If an athlete is struggling with a mental aspect of their game, they often don’t know how to address the challenge.
They simply don’t know where to start.
And as a result, they do nothing...
These challenges can be anything.
From nerves and anxiety to performing really well in training but not taking this into competition.
You name it.
✖️ Poor decision-making.
✖️ Not coping with pressure.
✖️ Bad self-talk.
✖️ Lack of confidence.
✖️ Poor focus or concentration.
✖️ Getting angry while competing (i.e. losing composure).
✖️ Issues with coaches, parents or teammates.
✖️ Insecurities or fear around competitors.
The list goes on and on, and differs in scope and intensity from one athlete to the next.
"The most important thing sport psychology has taught me is that nothing is ever a problem, only a challenge.
I believe that without the help of a sport psychologist mental barriers could begrudge you the opportunity of reaching your full potential."
Nathania Van Niekerk:
South African 200m Backstroke Champion
Even if an athlete knows what to do, there is a common misconception that mental training can be done now and then.
Or, “I’ll fit it in when it suits me”.
Let’s contrast this with physical or technical training which gets diligently scheduled into the calendar... weeks or months in advance.

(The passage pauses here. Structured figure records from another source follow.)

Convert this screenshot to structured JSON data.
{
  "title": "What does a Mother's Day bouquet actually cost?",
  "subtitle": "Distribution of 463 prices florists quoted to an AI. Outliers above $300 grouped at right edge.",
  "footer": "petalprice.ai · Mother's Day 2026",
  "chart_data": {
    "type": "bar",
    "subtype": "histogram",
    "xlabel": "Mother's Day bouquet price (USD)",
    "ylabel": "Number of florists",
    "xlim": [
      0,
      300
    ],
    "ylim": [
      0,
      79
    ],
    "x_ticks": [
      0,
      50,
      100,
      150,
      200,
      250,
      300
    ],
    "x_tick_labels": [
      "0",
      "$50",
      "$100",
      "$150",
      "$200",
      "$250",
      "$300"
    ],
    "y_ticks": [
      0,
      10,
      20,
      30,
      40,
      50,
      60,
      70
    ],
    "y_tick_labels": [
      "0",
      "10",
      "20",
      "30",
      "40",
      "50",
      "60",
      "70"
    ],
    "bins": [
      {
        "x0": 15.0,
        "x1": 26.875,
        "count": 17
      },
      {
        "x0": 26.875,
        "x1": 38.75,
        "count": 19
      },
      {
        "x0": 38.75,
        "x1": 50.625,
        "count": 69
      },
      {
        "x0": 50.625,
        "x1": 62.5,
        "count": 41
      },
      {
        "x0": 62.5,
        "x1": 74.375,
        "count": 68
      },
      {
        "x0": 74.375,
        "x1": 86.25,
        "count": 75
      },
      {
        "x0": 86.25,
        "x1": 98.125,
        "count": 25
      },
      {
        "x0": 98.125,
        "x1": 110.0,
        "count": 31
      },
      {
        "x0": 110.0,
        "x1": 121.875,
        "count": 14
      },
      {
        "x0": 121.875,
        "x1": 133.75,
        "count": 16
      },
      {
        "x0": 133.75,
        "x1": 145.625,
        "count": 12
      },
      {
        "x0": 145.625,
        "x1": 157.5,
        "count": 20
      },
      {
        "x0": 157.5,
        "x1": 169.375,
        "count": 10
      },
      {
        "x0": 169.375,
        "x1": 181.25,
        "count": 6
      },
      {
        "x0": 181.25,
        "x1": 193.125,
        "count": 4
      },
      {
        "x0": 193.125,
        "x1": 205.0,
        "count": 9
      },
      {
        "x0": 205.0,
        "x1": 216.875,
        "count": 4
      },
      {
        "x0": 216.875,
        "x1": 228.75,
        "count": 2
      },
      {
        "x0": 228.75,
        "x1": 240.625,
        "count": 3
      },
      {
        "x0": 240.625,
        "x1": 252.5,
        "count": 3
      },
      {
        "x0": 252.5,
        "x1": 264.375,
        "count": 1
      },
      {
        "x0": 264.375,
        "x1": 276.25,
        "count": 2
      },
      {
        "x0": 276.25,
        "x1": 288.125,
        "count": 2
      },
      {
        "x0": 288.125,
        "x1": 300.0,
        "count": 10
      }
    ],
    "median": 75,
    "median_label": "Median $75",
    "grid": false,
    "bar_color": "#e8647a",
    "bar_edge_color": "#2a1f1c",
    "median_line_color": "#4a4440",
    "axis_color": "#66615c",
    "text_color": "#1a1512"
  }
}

If you don't make mental training a priority in your calendar, it won't get done.
And yip, you guessed it…
If it doesn't get done, you'll have no advantage over your competition.
Even the best knowledge in the world means nothing without action.
Mental training isn’t more difficult than physical training.
It’s just different.
But most athletes are very achievement orientated. They want to be good at things and they want to be good at them right away.
So this is what happens:
An athlete acquires the necessary knowledge and comes up with a pretty good plan of action.
But when things don’t improve as quickly as they would like them to, they give up altogether.
Without staying power, even the best-laid plans will yield disappointing results.